Columnismo

Entre dos luces

El Renacido

21.11.2016 @pablomerinoruiz 3 minutos

Escribía en la revista Vanity Fair James S. Murphy que DiCaprio no ganaba una estatuilla como actor principal -tardó lo suyo en hacerlo- porque "los tíos que molan no ganan el Oscar". La Academia le premió finalmente, casi a regañadientes, con una de las películas más aburridas, y a la vez más espectaculares, que recuerdo: El Renacido. 3 horas de Leonardo arrastrándose desesperadamente por un bosque desangrándose, demostrando que ese Oscar no tenía más nombre que el suyo. El sábado Cristiano Ronaldo, popularmente conocido como "El Bicho", homenajeó a DiCaprio en el Vicente Calderón y certificó que el Balón de Oro tampoco tiene más nombres, solo el suyo.

Al portugués querían jubilarlo horas antes del choque. Algunos sectores del propio madridismo andaban mosca tras su reciente renovación a cuenta de 23,6 millones hasta 2021, momento en el que cumplirá los 36 años. ¡Hasta quisieron mandarle al banquillo este fin de semana! Con su hat-trick supera a Di Stéfano como el madridista que más goles le ha hecho al Atlético Madrid en la historia. Ojo al dato. Además se convierte en el Pichichi de la liga y suma ya 17 goles (y 5 asistencias) en apenas 16 partidos oficiales. Números al alcance de nadie, al menos en España. La supuesta mejor liga del mundo. Na' y menos.

Recuerdo cuando hace unos años se le ocurrió, en un arrebato de sinceridad y prepotencia, indignado por las críticas, decir a la prensa: soy rico, soy guapo y soy buen jugador, por eso tendrán envidia de mí. A Cristiano se le pudo acusar de chulo por eso y más. No lo negaré. Ahora bien, ¿no admitir que es y sigue siendo una estrella del fútbol mundial? El Bicho forma parte de ese grupo de "tíos que molan" como DiCaprio, pero odiados por medio mundo. A muchos les puede la animadversión hacia un tipo que, sin tener un talento natural descomunal como el del holgazán de Leo Messi, está en lo más alto.
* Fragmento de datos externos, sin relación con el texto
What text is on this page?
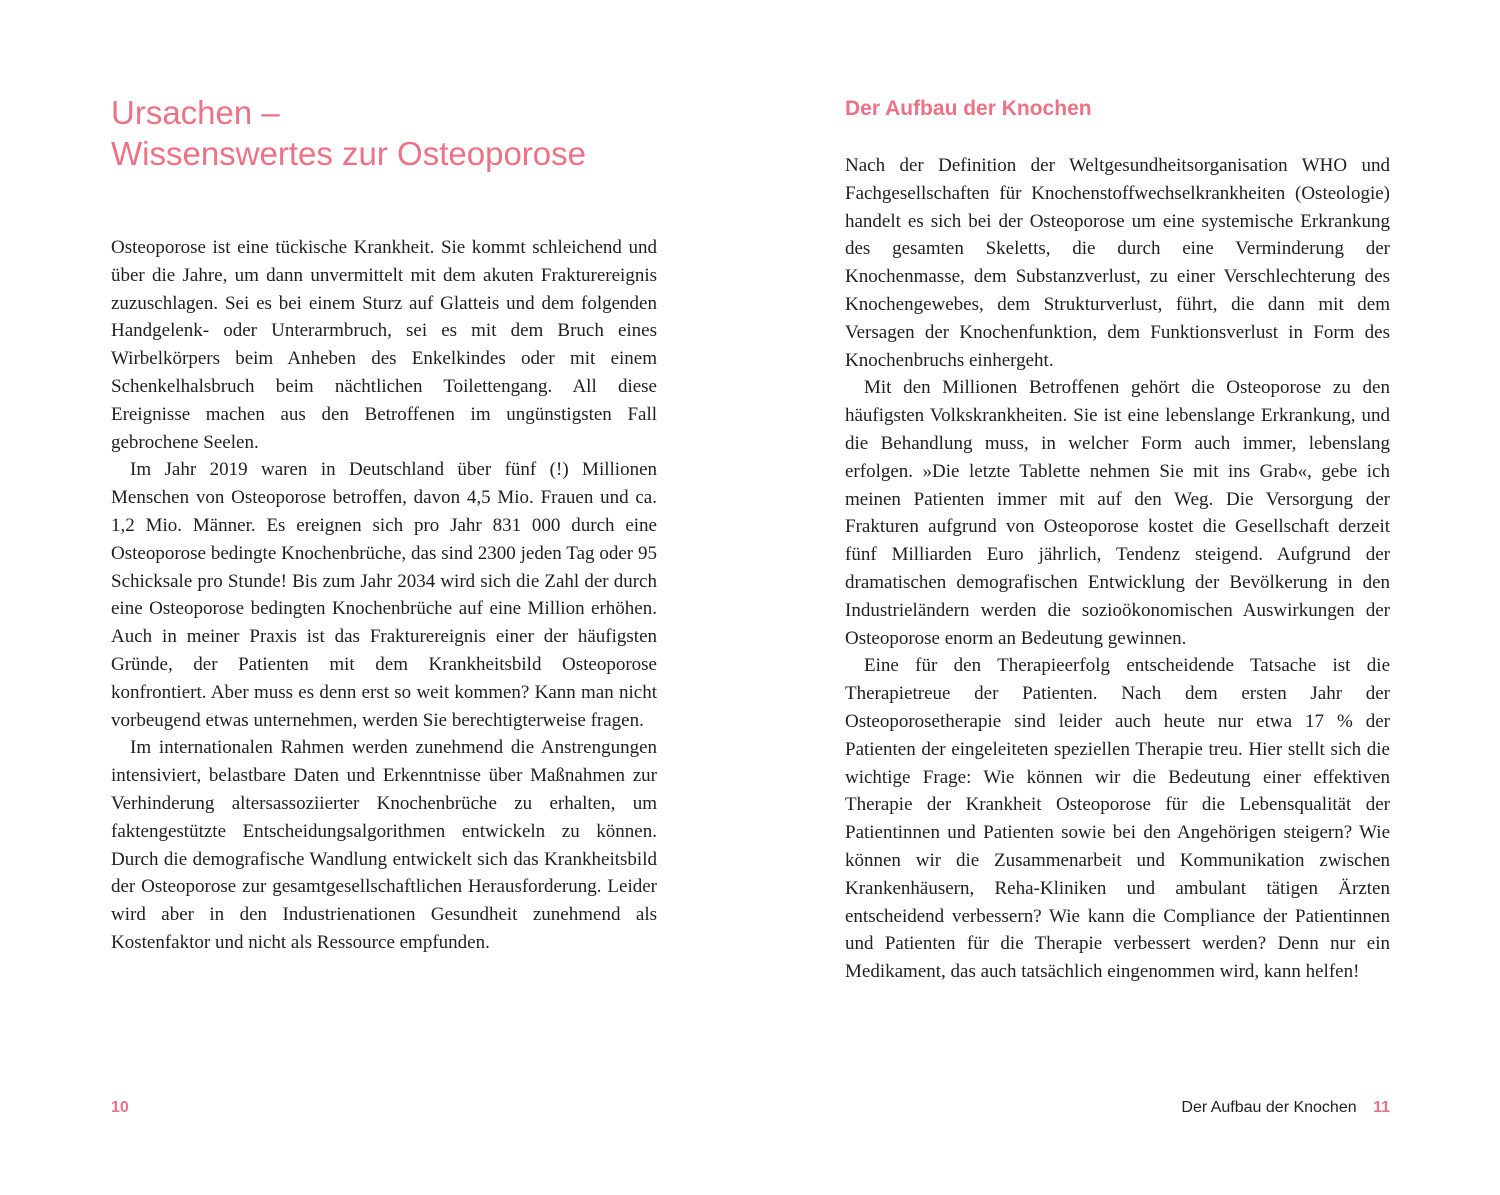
Ursachen –
Wissenswertes zur Osteoporose

Osteoporose ist eine tückische Krankheit. Sie kommt schleichend und über die Jahre, um dann unvermittelt mit dem akuten Frakturereignis zuzuschlagen. Sei es bei einem Sturz auf Glatteis und dem folgenden Handgelenk- oder Unterarmbruch, sei es mit dem Bruch eines Wirbelkörpers beim Anheben des Enkelkindes oder mit einem Schenkelhalsbruch beim nächtlichen Toilettengang. All diese Ereignisse machen aus den Betroffenen im ungünstigsten Fall gebrochene Seelen.

Im Jahr 2019 waren in Deutschland über fünf (!) Millionen Menschen von Osteoporose betroffen, davon 4,5 Mio. Frauen und ca. 1,2 Mio. Männer. Es ereignen sich pro Jahr 831 000 durch eine Osteoporose bedingte Knochenbrüche, das sind 2300 jeden Tag oder 95 Schicksale pro Stunde! Bis zum Jahr 2034 wird sich die Zahl der durch eine Osteoporose bedingten Knochenbrüche auf eine Million erhöhen. Auch in meiner Praxis ist das Frakturereignis einer der häufigsten Gründe, der Patienten mit dem Krankheitsbild Osteoporose konfrontiert. Aber muss es denn erst so weit kommen? Kann man nicht vorbeugend etwas unternehmen, werden Sie berechtigterweise fragen.

Im internationalen Rahmen werden zunehmend die Anstrengungen intensiviert, belastbare Daten und Erkenntnisse über Maßnahmen zur Verhinderung altersassoziierter Knochenbrüche zu erhalten, um faktengestützte Entscheidungsalgorithmen entwickeln zu können. Durch die demografische Wandlung entwickelt sich das Krankheitsbild der Osteoporose zur gesamtgesellschaftlichen Herausforderung. Leider wird aber in den Industrienationen Gesundheit zunehmend als Kostenfaktor und nicht als Ressource empfunden.

10
Der Aufbau der Knochen

Nach der Definition der Weltgesundheitsorganisation WHO und Fachgesellschaften für Knochenstoffwechselkrankheiten (Osteologie) handelt es sich bei der Osteoporose um eine systemische Erkrankung des gesamten Skeletts, die durch eine Verminderung der Knochenmasse, dem Substanzverlust, zu einer Verschlechterung des Knochengewebes, dem Strukturverlust, führt, die dann mit dem Versagen der Knochenfunktion, dem Funktionsverlust in Form des Knochenbruchs einhergeht.

Mit den Millionen Betroffenen gehört die Osteoporose zu den häufigsten Volkskrankheiten. Sie ist eine lebenslange Erkrankung, und die Behandlung muss, in welcher Form auch immer, lebenslang erfolgen. »Die letzte Tablette nehmen Sie mit ins Grab«, gebe ich meinen Patienten immer mit auf den Weg. Die Versorgung der Frakturen aufgrund von Osteoporose kostet die Gesellschaft derzeit fünf Milliarden Euro jährlich, Tendenz steigend. Aufgrund der dramatischen demografischen Entwicklung der Bevölkerung in den Industrieländern werden die sozioökonomischen Auswirkungen der Osteoporose enorm an Bedeutung gewinnen.

Eine für den Therapieerfolg entscheidende Tatsache ist die Therapietreue der Patienten. Nach dem ersten Jahr der Osteoporosetherapie sind leider auch heute nur etwa 17 % der Patienten der eingeleiteten speziellen Therapie treu. Hier stellt sich die wichtige Frage: Wie können wir die Bedeutung einer effektiven Therapie der Krankheit Osteoporose für die Lebensqualität der Patientinnen und Patienten sowie bei den Angehörigen steigern? Wie können wir die Zusammenarbeit und Kommunikation zwischen Krankenhäusern, Reha-Kliniken und ambulant tätigen Ärzten entscheidend verbessern? Wie kann die Compliance der Patientinnen und Patienten für die Therapie verbessert werden? Denn nur ein Medikament, das auch tatsächlich eingenommen wird, kann helfen!

Der Aufbau der Knochen 11
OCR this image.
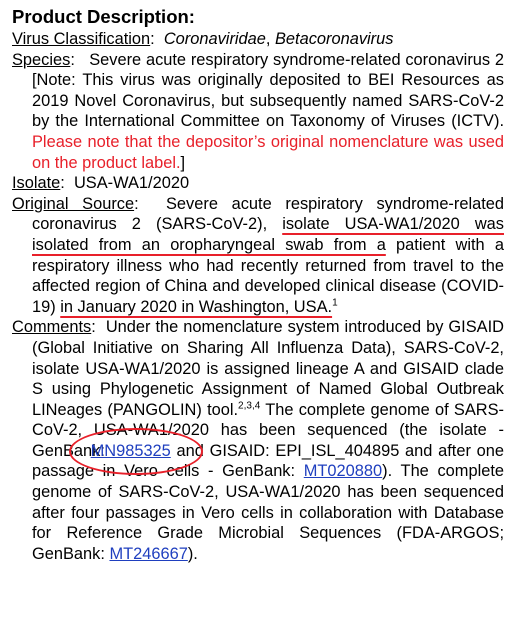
Product Description:

Virus Classification: Coronaviridae, Betacoronavirus

Species: Severe acute respiratory syndrome-related coronavirus 2 [Note: This virus was originally deposited to BEI Resources as 2019 Novel Coronavirus, but subsequently named SARS-CoV-2 by the International Committee on Taxonomy of Viruses (ICTV). Please note that the depositor’s original nomenclature was used on the product label.]

Isolate: USA-WA1/2020

Original Source: Severe acute respiratory syndrome-related coronavirus 2 (SARS-CoV-2), isolate USA-WA1/2020 was isolated from an oropharyngeal swab from a patient with a respiratory illness who had recently returned from travel to the affected region of China and developed clinical disease (COVID-19) in January 2020 in Washington, USA.$^1$

Comments: Under the nomenclature system introduced by GISAID (Global Initiative on Sharing All Influenza Data), SARS-CoV-2, isolate USA-WA1/2020 is assigned lineage A and GISAID clade S using Phylogenetic Assignment of Named Global Outbreak LINeages (PANGOLIN) tool.$^{2,3,4}$ The complete genome of SARS-CoV-2, USA-WA1/2020 has been sequenced (the isolate - GenBank:
MN985325 and GISAID: EPI_ISL_404895 and after one passage in Vero cells - GenBank: MT020880). The complete genome of SARS-CoV-2, USA-WA1/2020 has been sequenced after four passages in Vero cells in collaboration with Database for Reference Grade Microbial Sequences (FDA-ARGOS; GenBank: MT246667).
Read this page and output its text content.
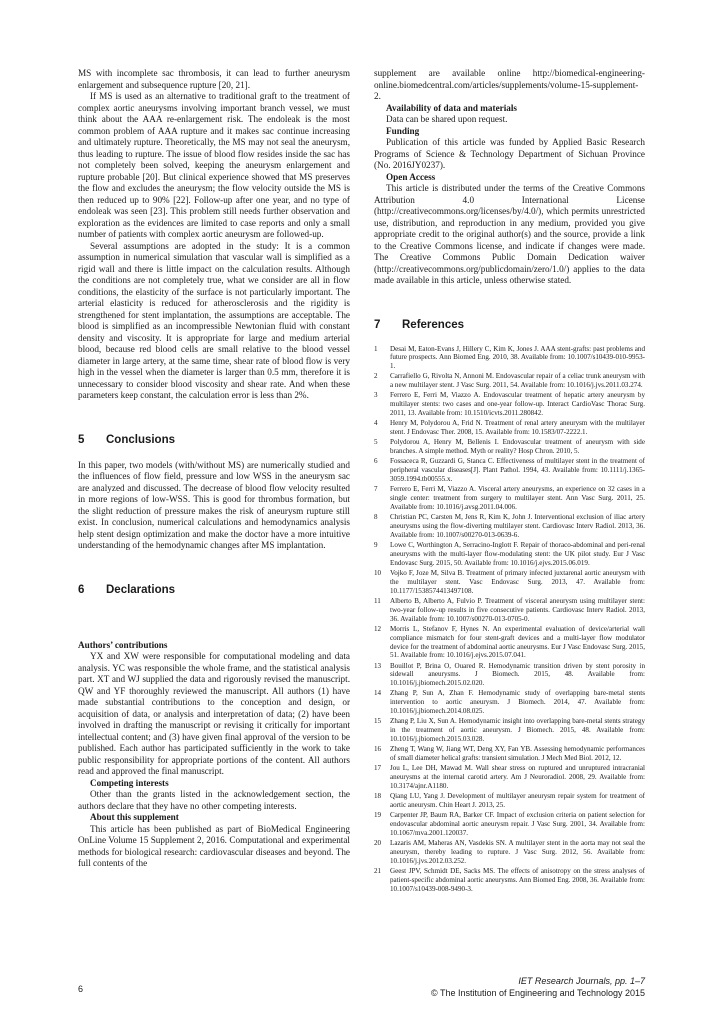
MS with incomplete sac thrombosis, it can lead to further aneurysm enlargement and subsequence rupture [20, 21].

If MS is used as an alternative to traditional graft to the treatment of complex aortic aneurysms involving important branch vessel, we must think about the AAA re-enlargement risk. The endoleak is the most common problem of AAA rupture and it makes sac continue increasing and ultimately rupture. Theoretically, the MS may not seal the aneurysm, thus leading to rupture. The issue of blood flow resides inside the sac has not completely been solved, keeping the aneurysm enlargement and rupture probable [20]. But clinical experience showed that MS preserves the flow and excludes the aneurysm; the flow velocity outside the MS is then reduced up to 90% [22]. Follow-up after one year, and no type of endoleak was seen [23]. This problem still needs further observation and exploration as the evidences are limited to case reports and only a small number of patients with complex aortic aneurysm are followed-up.

Several assumptions are adopted in the study: It is a common assumption in numerical simulation that vascular wall is simplified as a rigid wall and there is little impact on the calculation results. Although the conditions are not completely true, what we consider are all in flow conditions, the elasticity of the surface is not particularly important. The arterial elasticity is reduced for atherosclerosis and the rigidity is strengthened for stent implantation, the assumptions are acceptable. The blood is simplified as an incompressible Newtonian fluid with constant density and viscosity. It is appropriate for large and medium arterial blood, because red blood cells are small relative to the blood vessel diameter in large artery, at the same time, shear rate of blood flow is very high in the vessel when the diameter is larger than 0.5 mm, therefore it is unnecessary to consider blood viscosity and shear rate. And when these parameters keep constant, the calculation error is less than 2%.

5 Conclusions

In this paper, two models (with/without MS) are numerically studied and the influences of flow field, pressure and low WSS in the aneurysm sac are analyzed and discussed. The decrease of blood flow velocity resulted in more regions of low-WSS. This is good for thrombus formation, but the slight reduction of pressure makes the risk of aneurysm rupture still exist. In conclusion, numerical calculations and hemodynamics analysis help stent design optimization and make the doctor have a more intuitive understanding of the hemodynamic changes after MS implantation.

6 Declarations
Authors’ contributions

YX and XW were responsible for computational modeling and data analysis. YC was responsible the whole frame, and the statistical analysis part. XT and WJ supplied the data and rigorously revised the manuscript. QW and YF thoroughly reviewed the manuscript. All authors (1) have made substantial contributions to the conception and design, or acquisition of data, or analysis and interpretation of data; (2) have been involved in drafting the manuscript or revising it critically for important intellectual content; and (3) have given final approval of the version to be published. Each author has participated sufficiently in the work to take public responsibility for appropriate portions of the content. All authors read and approved the final manuscript.

Competing interests

Other than the grants listed in the acknowledgement section, the authors declare that they have no other competing interests.

About this supplement

This article has been published as part of BioMedical Engineering OnLine Volume 15 Supplement 2, 2016. Computational and experimental methods for biological research: cardiovascular diseases and beyond. The full contents of the

supplement are available online http://biomedical-engineering-online.biomedcentral.com/articles/supplements/volume-15-supplement-2.

Availability of data and materials

Data can be shared upon request.

Funding

Publication of this article was funded by Applied Basic Research Programs of Science & Technology Department of Sichuan Province (No. 2016JY0237).

Open Access

This article is distributed under the terms of the Creative Commons Attribution 4.0 International License (http://creativecommons.org/licenses/by/4.0/), which permits unrestricted use, distribution, and reproduction in any medium, provided you give appropriate credit to the original author(s) and the source, provide a link to the Creative Commons license, and indicate if changes were made. The Creative Commons Public Domain Dedication waiver (http://creativecommons.org/publicdomain/zero/1.0/) applies to the data made available in this article, unless otherwise stated.

7 References
1	Desai M, Eaton-Evans J, Hillery C, Kim K, Jones J. AAA stent-grafts: past problems and future prospects. Ann Biomed Eng. 2010, 38. Available from: 10.1007/s10439-010-9953-1.
2	Carrafiello G, Rivolta N, Annoni M. Endovascular repair of a celiac trunk aneurysm with a new multilayer stent. J Vasc Surg. 2011, 54. Available from: 10.1016/j.jvs.2011.03.274.
3	Ferrero E, Ferri M, Viazzo A. Endovascular treatment of hepatic artery aneurysm by multilayer stents: two cases and one-year follow-up. Interact CardioVasc Thorac Surg. 2011, 13. Available from: 10.1510/icvts.2011.280842.
4	Henry M, Polydorou A, Frid N. Treatment of renal artery aneurysm with the multilayer stent. J Endovasc Ther. 2008, 15. Available from: 10.1583/07-2222.1.
5	Polydorou A, Henry M, Bellenis I. Endovascular treatment of aneurysm with side branches. A simple method. Myth or reality? Hosp Chron. 2010, 5.
6	Fossaceca R, Guzzardi G, Stanca C. Effectiveness of multilayer stent in the treatment of peripheral vascular diseases[J]. Plant Pathol. 1994, 43. Available from: 10.1111/j.1365-3059.1994.tb00555.x.
7	Ferrero E, Ferri M, Viazzo A. Visceral artery aneurysms, an experience on 32 cases in a single center: treatment from surgery to multilayer stent. Ann Vasc Surg. 2011, 25. Available from: 10.1016/j.avsg.2011.04.006.
8	Christian PC, Carsten M, Jens R, Kim K, John J. Interventional exclusion of iliac artery aneurysms using the flow-diverting multilayer stent. Cardiovasc Interv Radiol. 2013, 36. Available from: 10.1007/s00270-013-0639-6.
9	Lowe C, Worthington A, Serracino-Inglott F. Repair of thoraco-abdominal and peri-renal aneurysms with the multi-layer flow-modulating stent: the UK pilot study. Eur J Vasc Endovasc Surg. 2015, 50. Available from: 10.1016/j.ejvs.2015.06.019.
10	Vojko F, Joze M, Silva B. Treatment of primary infected juxtarenal aortic aneurysm with the multilayer stent. Vasc Endovasc Surg. 2013, 47. Available from: 10.1177/1538574413497108.
11	Alberto B, Alberto A, Fulvio P. Treatment of visceral aneurysm using multilayer stent: two-year follow-up results in five consecutive patients. Cardiovasc Interv Radiol. 2013, 36. Available from: 10.1007/s00270-013-0705-0.
12	Morris L, Stefanov F, Hynes N. An experimental evaluation of device/arterial wall compliance mismatch for four stent-graft devices and a multi-layer flow modulator device for the treatment of abdominal aortic aneurysms. Eur J Vasc Endovasc Surg. 2015, 51. Available from: 10.1016/j.ejvs.2015.07.041.
13	Bouillot P, Brina O, Ouared R. Hemodynamic transition driven by stent porosity in sidewall aneurysms. J Biomech. 2015, 48. Available from: 10.1016/j.jbiomech.2015.02.020.
14	Zhang P, Sun A, Zhan F. Hemodynamic study of overlapping bare-metal stents intervention to aortic aneurysm. J Biomech. 2014, 47. Available from: 10.1016/j.jbiomech.2014.08.025.
15	Zhang P, Liu X, Sun A. Hemodynamic insight into overlapping bare-metal stents strategy in the treatment of aortic aneurysm. J Biomech. 2015, 48. Available from: 10.1016/j.jbiomech.2015.03.028.
16	Zheng T, Wang W, Jiang WT, Deng XY, Fan YB. Assessing hemodynamic performances of small diameter helical grafts: transient simulation. J Mech Med Biol. 2012, 12.
17	Jou L, Lee DH, Mawad M. Wall shear stress on ruptured and unruptured intracranial aneurysms at the internal carotid artery. Am J Neuroradiol. 2008, 29. Available from: 10.3174/ajnr.A1180.
18	Qiang LU, Yang J. Development of multilayer aneurysm repair system for treatment of aortic aneurysm. Chin Heart J. 2013, 25.
19	Carpenter JP, Baum RA, Barker CF. Impact of exclusion criteria on patient selection for endovascular abdominal aortic aneurysm repair. J Vasc Surg. 2001, 34. Available from: 10.1067/mva.2001.120037.
20	Lazaris AM, Maheras AN, Vasdekis SN. A multilayer stent in the aorta may not seal the aneurysm, thereby leading to rupture. J Vasc Surg. 2012, 56. Available from: 10.1016/j.jvs.2012.03.252.
21	Geest JPV, Schmidt DE, Sacks MS. The effects of anisotropy on the stress analyses of patient-specific abdominal aortic aneurysms. Ann Biomed Eng. 2008, 36. Available from: 10.1007/s10439-008-9490-3.
6
IET Research Journals, pp. 1–7
© The Institution of Engineering and Technology 2015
A base de entrenamiento y sacrificio.

Al poco de llegar él al Real Madrid, contaba Alejandro Sanz: "en contra de lo que crea todo el mundo, es un hombre muy entregado a su trabajo". Después de un concierto con Alicia Keys, le invitaron a una juerguecita flamenca y él "se bebió 4 fantas y 2 agua con gas, te aseguro que ese cuerpo no se hace de fiestas". La capacidad que tiene Cristiano para superar lesiones, como la que sufrió en la final de la pasada Eurocopa  -que, por cierto, ganó para su país-, es un ejemplo de ello. Su ética de trabajo la reconoce todo el que alguna vez lo ha visto en el gimnasio. No hay casualidad en que renazca de nuevo de entre sus propias cenizas, cual ave Fénix, y deje a los críticos sin argumentos. El Ronaldo de hace 5 años, mucho más inmaduro que el de hoy, diría algo así como "que se mueran de envidia". Pero ahora prefiere callar él, para así callar a los demás. El Renacido.